Right, Ron.

Last month, I was playing my Edison Standard and WHAAMMM!  The machine
literally jumped up off the table and luckily landed on its feet without
tipping over (it has a large morning glory horn).

I thought the spring broke.  I took the phonograph apart and found out that
it was not the spring.  It was one of the idler gears that transmits power
from the spring barrel to the lower drive pulley.  The gear shaft broke off,
the gear went flying, and the spring violently unwound.  When the gear let
go, it damaged the teeth of one of its mates.

I managed to get a new shaft pressed into the gear by George Vollema and I
repaired the damaged teeth on the other gear with a swiss file.  I
reassembled the machine, but I just could not get the spring to catch on the
hook on the winding shaft.  I kept bending the end of the spring into a
tighter coil, but it would just keep jumping off when I wound the crank.
Apparently, when the gear let go, the spring unwound and bent away from the
hook. Finally, I stuck a small screw driver into a little hole in the side
of the spring barrel as I cranked, pushing the coils towards the shaft.
Finally, it hooked and I was able to wind the spring again.

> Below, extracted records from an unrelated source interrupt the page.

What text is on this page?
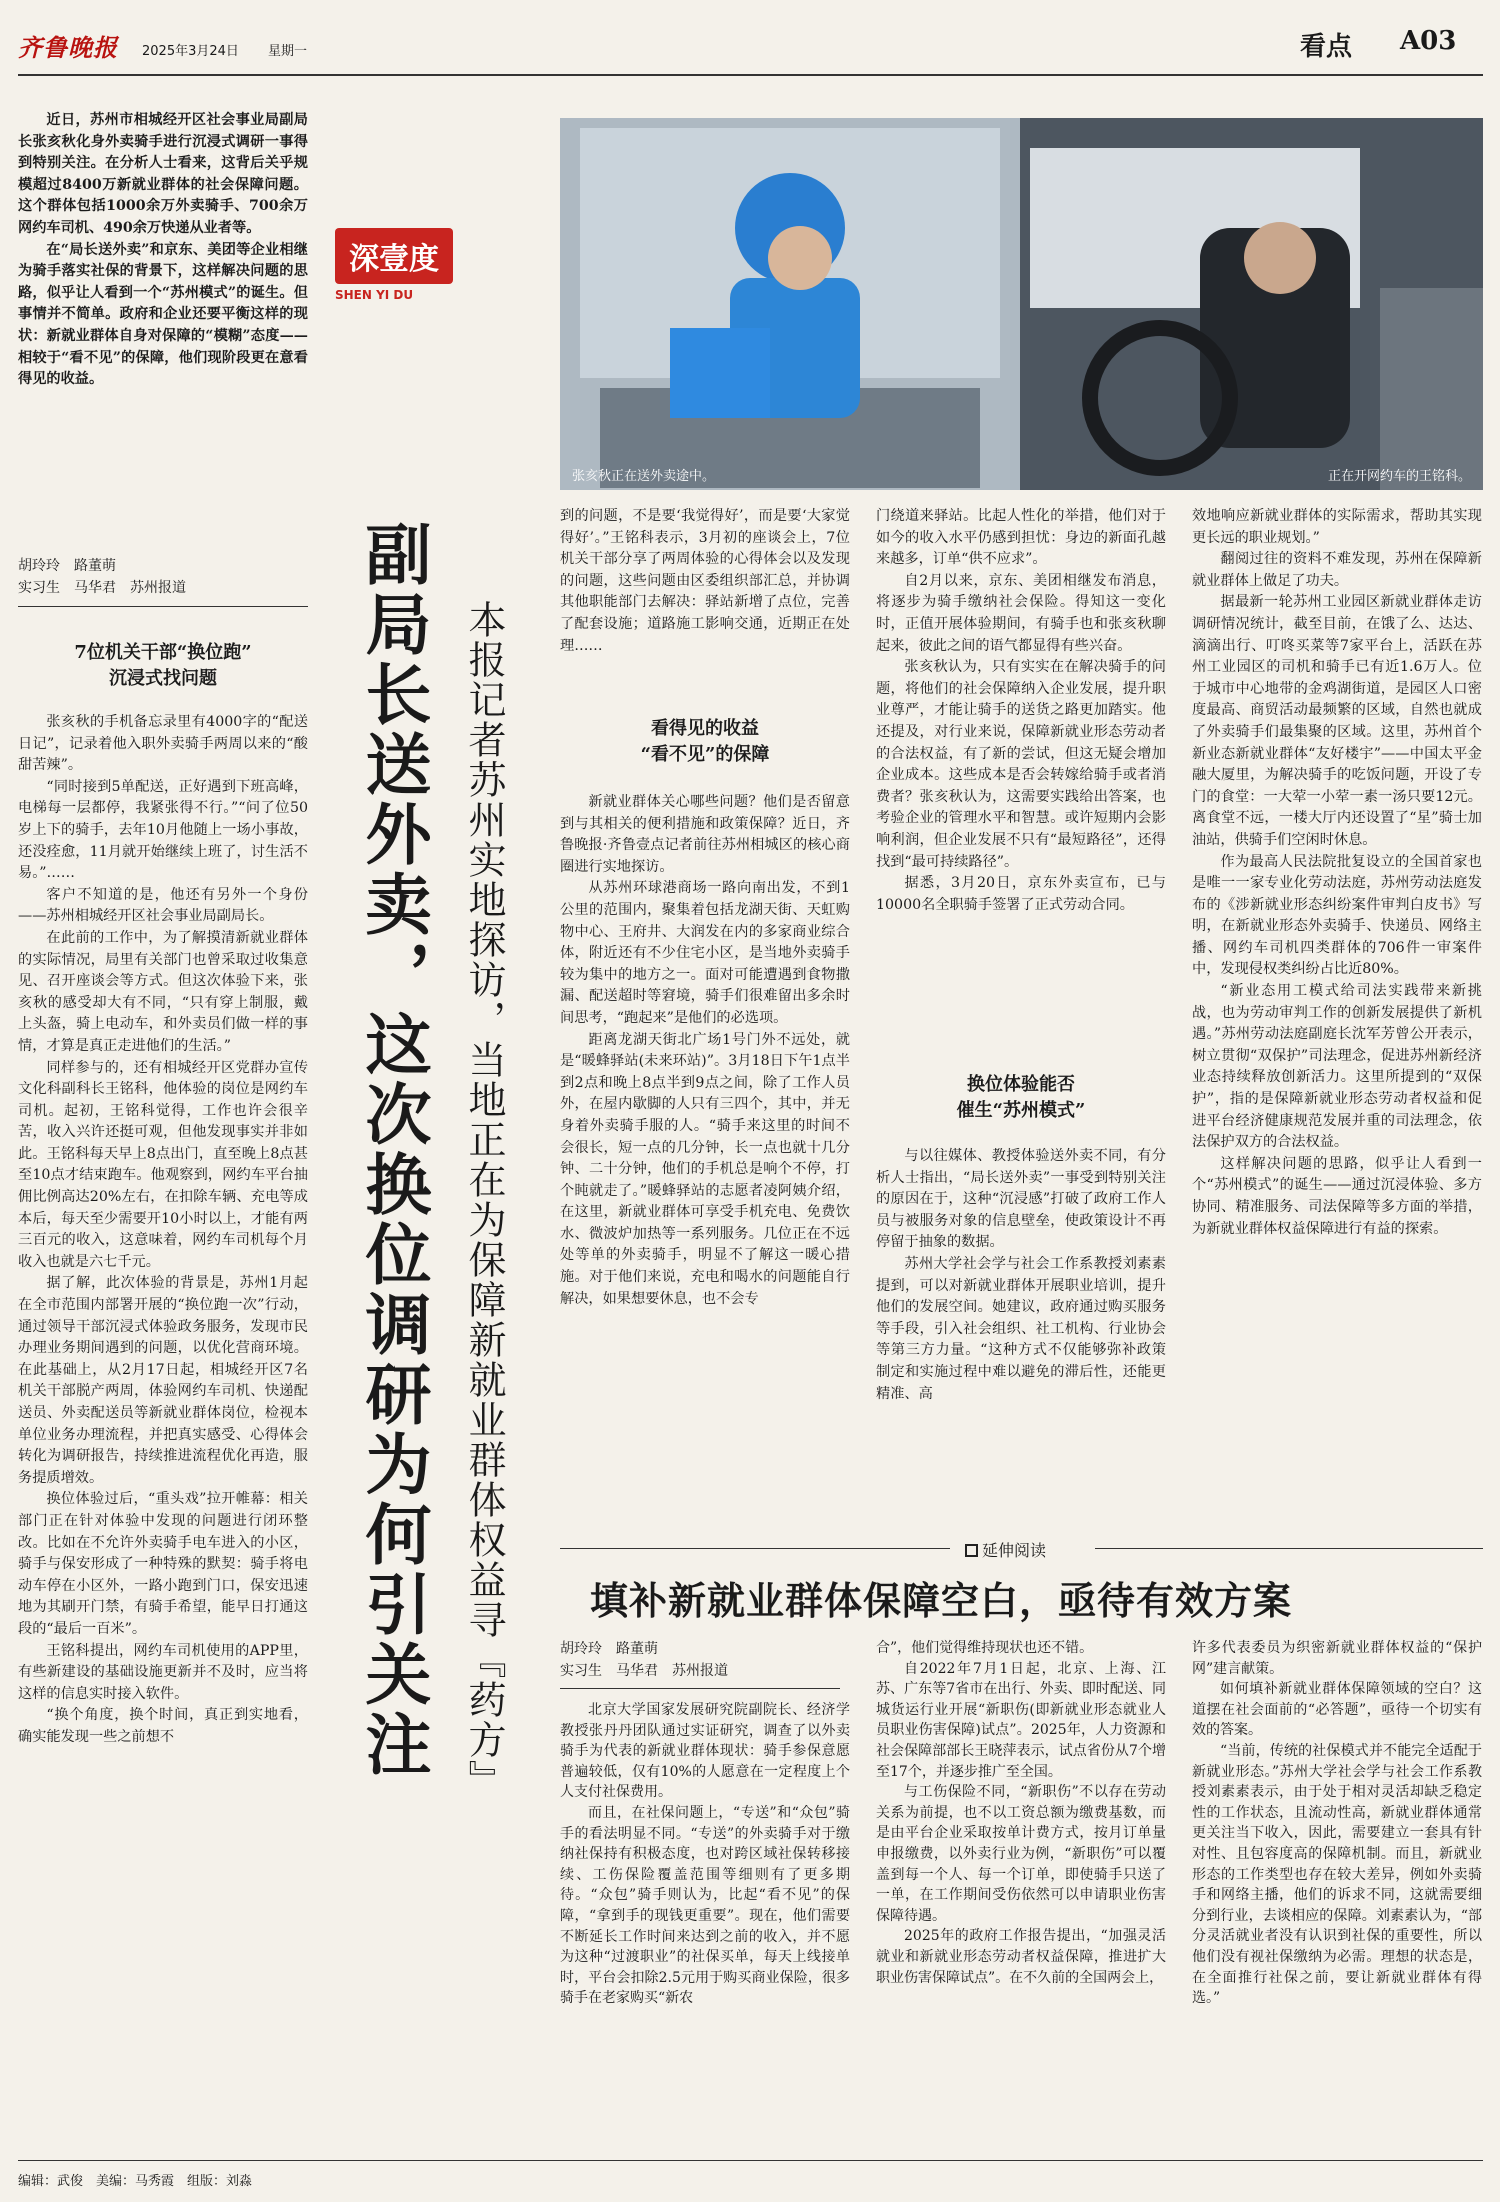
齐鲁晚报 2025年3月24日 星期一	看点 A03

近日，苏州市相城经开区社会事业局副局长张亥秋化身外卖骑手进行沉浸式调研一事得到特别关注。在分析人士看来，这背后关乎规模超过8400万新就业群体的社会保障问题。这个群体包括1000余万外卖骑手、700余万网约车司机、490余万快递从业者等。

在“局长送外卖”和京东、美团等企业相继为骑手落实社保的背景下，这样解决问题的思路，似乎让人看到一个“苏州模式”的诞生。但事情并不简单。政府和企业还要平衡这样的现状：新就业群体自身对保障的“模糊”态度——相较于“看不见”的保障，他们现阶段更在意看得见的收益。

深壹度
SHEN YI DU
张亥秋正在送外卖途中。	正在开网约车的王铭科。
胡玲玲　路董萌
实习生　马华君　苏州报道
7位机关干部“换位跑”
沉浸式找问题

张亥秋的手机备忘录里有4000字的“配送日记”，记录着他入职外卖骑手两周以来的“酸甜苦辣”。

“同时接到5单配送，正好遇到下班高峰，电梯每一层都停，我紧张得不行。”“问了位50岁上下的骑手，去年10月他随上一场小事故，还没痊愈，11月就开始继续上班了，讨生活不易。”……

客户不知道的是，他还有另外一个身份——苏州相城经开区社会事业局副局长。

在此前的工作中，为了解摸清新就业群体的实际情况，局里有关部门也曾采取过收集意见、召开座谈会等方式。但这次体验下来，张亥秋的感受却大有不同，“只有穿上制服，戴上头盔，骑上电动车，和外卖员们做一样的事情，才算是真正走进他们的生活。”

同样参与的，还有相城经开区党群办宣传文化科副科长王铭科，他体验的岗位是网约车司机。起初，王铭科觉得，工作也许会很辛苦，收入兴许还挺可观，但他发现事实并非如此。王铭科每天早上8点出门，直至晚上8点甚至10点才结束跑车。他观察到，网约车平台抽佣比例高达20%左右，在扣除车辆、充电等成本后，每天至少需要开10小时以上，才能有两三百元的收入，这意味着，网约车司机每个月收入也就是六七千元。

据了解，此次体验的背景是，苏州1月起在全市范围内部署开展的“换位跑一次”行动，通过领导干部沉浸式体验政务服务，发现市民办理业务期间遇到的问题，以优化营商环境。在此基础上，从2月17日起，相城经开区7名机关干部脱产两周，体验网约车司机、快递配送员、外卖配送员等新就业群体岗位，检视本单位业务办理流程，并把真实感受、心得体会转化为调研报告，持续推进流程优化再造，服务提质增效。

换位体验过后，“重头戏”拉开帷幕：相关部门正在针对体验中发现的问题进行闭环整改。比如在不允许外卖骑手电车进入的小区，骑手与保安形成了一种特殊的默契：骑手将电动车停在小区外，一路小跑到门口，保安迅速地为其刷开门禁，有骑手希望，能早日打通这段的“最后一百米”。

王铭科提出，网约车司机使用的APP里，有些新建设的基础设施更新并不及时，应当将这样的信息实时接入软件。

“换个角度，换个时间，真正到实地看，确实能发现一些之前想不	副局长送外卖，这次换位调研为何引关注 本报记者苏州实地探访，当地正在为保障新就业群体权益寻『药方』

到的问题，不是要‘我觉得好’，而是要‘大家觉得好’。”王铭科表示，3月初的座谈会上，7位机关干部分享了两周体验的心得体会以及发现的问题，这些问题由区委组织部汇总，并协调其他职能部门去解决：驿站新增了点位，完善了配套设施；道路施工影响交通，近期正在处理……

看得见的收益
“看不见”的保障

新就业群体关心哪些问题？他们是否留意到与其相关的便利措施和政策保障？近日，齐鲁晚报·齐鲁壹点记者前往苏州相城区的核心商圈进行实地探访。

从苏州环球港商场一路向南出发，不到1公里的范围内，聚集着包括龙湖天街、天虹购物中心、王府井、大润发在内的多家商业综合体，附近还有不少住宅小区，是当地外卖骑手较为集中的地方之一。面对可能遭遇到食物撒漏、配送超时等窘境，骑手们很难留出多余时间思考，“跑起来”是他们的必选项。

距离龙湖天街北广场1号门外不远处，就是“暖蜂驿站(未来环站)”。3月18日下午1点半到2点和晚上8点半到9点之间，除了工作人员外，在屋内歇脚的人只有三四个，其中，并无身着外卖骑手服的人。“骑手来这里的时间不会很长，短一点的几分钟，长一点也就十几分钟、二十分钟，他们的手机总是响个不停，打个盹就走了。”暖蜂驿站的志愿者凌阿姨介绍，在这里，新就业群体可享受手机充电、免费饮水、微波炉加热等一系列服务。几位正在不远处等单的外卖骑手，明显不了解这一暖心措施。对于他们来说，充电和喝水的问题能自行解决，如果想要休息，也不会专

门绕道来驿站。比起人性化的举措，他们对于如今的收入水平仍感到担忧：身边的新面孔越来越多，订单“供不应求”。

自2月以来，京东、美团相继发布消息，将逐步为骑手缴纳社会保险。得知这一变化时，正值开展体验期间，有骑手也和张亥秋聊起来，彼此之间的语气都显得有些兴奋。

张亥秋认为，只有实实在在解决骑手的问题，将他们的社会保障纳入企业发展，提升职业尊严，才能让骑手的送货之路更加踏实。他还提及，对行业来说，保障新就业形态劳动者的合法权益，有了新的尝试，但这无疑会增加企业成本。这些成本是否会转嫁给骑手或者消费者？张亥秋认为，这需要实践给出答案，也考验企业的管理水平和智慧。或许短期内会影响利润，但企业发展不只有“最短路径”，还得找到“最可持续路径”。

据悉，3月20日，京东外卖宣布，已与10000名全职骑手签署了正式劳动合同。

换位体验能否
催生“苏州模式”

与以往媒体、教授体验送外卖不同，有分析人士指出，“局长送外卖”一事受到特别关注的原因在于，这种“沉浸感”打破了政府工作人员与被服务对象的信息壁垒，使政策设计不再停留于抽象的数据。

苏州大学社会学与社会工作系教授刘素素提到，可以对新就业群体开展职业培训，提升他们的发展空间。她建议，政府通过购买服务等手段，引入社会组织、社工机构、行业协会等第三方力量。“这种方式不仅能够弥补政策制定和实施过程中难以避免的滞后性，还能更精准、高

效地响应新就业群体的实际需求，帮助其实现更长远的职业规划。”

翻阅过往的资料不难发现，苏州在保障新就业群体上做足了功夫。

据最新一轮苏州工业园区新就业群体走访调研情况统计，截至目前，在饿了么、达达、滴滴出行、叮咚买菜等7家平台上，活跃在苏州工业园区的司机和骑手已有近1.6万人。位于城市中心地带的金鸡湖街道，是园区人口密度最高、商贸活动最频繁的区域，自然也就成了外卖骑手们最集聚的区域。这里，苏州首个新业态新就业群体“友好楼宇”——中国太平金融大厦里，为解决骑手的吃饭问题，开设了专门的食堂：一大荤一小荤一素一汤只要12元。离食堂不远，一楼大厅内还设置了“星”骑士加油站，供骑手们空闲时休息。

作为最高人民法院批复设立的全国首家也是唯一一家专业化劳动法庭，苏州劳动法庭发布的《涉新就业形态纠纷案件审判白皮书》写明，在新就业形态外卖骑手、快递员、网络主播、网约车司机四类群体的706件一审案件中，发现侵权类纠纷占比近80%。

“新业态用工模式给司法实践带来新挑战，也为劳动审判工作的创新发展提供了新机遇。”苏州劳动法庭副庭长沈军芳曾公开表示，树立贯彻“双保护”司法理念，促进苏州新经济业态持续释放创新活力。这里所提到的“双保护”，指的是保障新就业形态劳动者权益和促进平台经济健康规范发展并重的司法理念，依法保护双方的合法权益。

这样解决问题的思路，似乎让人看到一个“苏州模式”的诞生——通过沉浸体验、多方协同、精准服务、司法保障等多方面的举措，为新就业群体权益保障进行有益的探索。

延伸阅读
填补新就业群体保障空白，亟待有效方案
胡玲玲　路董萌
实习生　马华君　苏州报道

北京大学国家发展研究院副院长、经济学教授张丹丹团队通过实证研究，调查了以外卖骑手为代表的新就业群体现状：骑手参保意愿普遍较低，仅有10%的人愿意在一定程度上个人支付社保费用。

而且，在社保问题上，“专送”和“众包”骑手的看法明显不同。“专送”的外卖骑手对于缴纳社保持有积极态度，也对跨区域社保转移接续、工伤保险覆盖范围等细则有了更多期待。“众包”骑手则认为，比起“看不见”的保障，“拿到手的现钱更重要”。现在，他们需要不断延长工作时间来达到之前的收入，并不愿为这种“过渡职业”的社保买单，每天上线接单时，平台会扣除2.5元用于购买商业保险，很多骑手在老家购买“新农

合”，他们觉得维持现状也还不错。

自2022年7月1日起，北京、上海、江苏、广东等7省市在出行、外卖、即时配送、同城货运行业开展“新职伤(即新就业形态就业人员职业伤害保障)试点”。2025年，人力资源和社会保障部部长王晓萍表示，试点省份从7个增至17个，并逐步推广至全国。

与工伤保险不同，“新职伤”不以存在劳动关系为前提，也不以工资总额为缴费基数，而是由平台企业采取按单计费方式，按月订单量申报缴费，以外卖行业为例，“新职伤”可以覆盖到每一个人、每一个订单，即使骑手只送了一单，在工作期间受伤依然可以申请职业伤害保障待遇。

2025年的政府工作报告提出，“加强灵活就业和新就业形态劳动者权益保障，推进扩大职业伤害保障试点”。在不久前的全国两会上，

许多代表委员为织密新就业群体权益的“保护网”建言献策。

如何填补新就业群体保障领域的空白？这道摆在社会面前的“必答题”，亟待一个切实有效的答案。

“当前，传统的社保模式并不能完全适配于新就业形态。”苏州大学社会学与社会工作系教授刘素素表示，由于处于相对灵活却缺乏稳定性的工作状态，且流动性高，新就业群体通常更关注当下收入，因此，需要建立一套具有针对性、且包容度高的保障机制。而且，新就业形态的工作类型也存在较大差异，例如外卖骑手和网络主播，他们的诉求不同，这就需要细分到行业，去谈相应的保障。刘素素认为，“部分灵活就业者没有认识到社保的重要性，所以他们没有视社保缴纳为必需。理想的状态是，在全面推行社保之前，要让新就业群体有得选。”

编辑：武俊　美编：马秀霞　组版：刘淼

When I got done, I was covered with black graphite grease, my work bench was
filthy, and my tools were all gunked up.  What a mess!  But, now my machine
is working again.

-Phil

On 7/24/04 9:08 PM, "Ron L'Herault" <[email protected]> wrote:

> Be prepared to get dirty.  Make note of which way the spring winds in
> the barrel.  Even broke springs will unwind violently when you pull them
> out of the barrel.  I drop mine into a heavy sack and using pliers held
> in a gloved hand, pull on the center winding to get the spring out.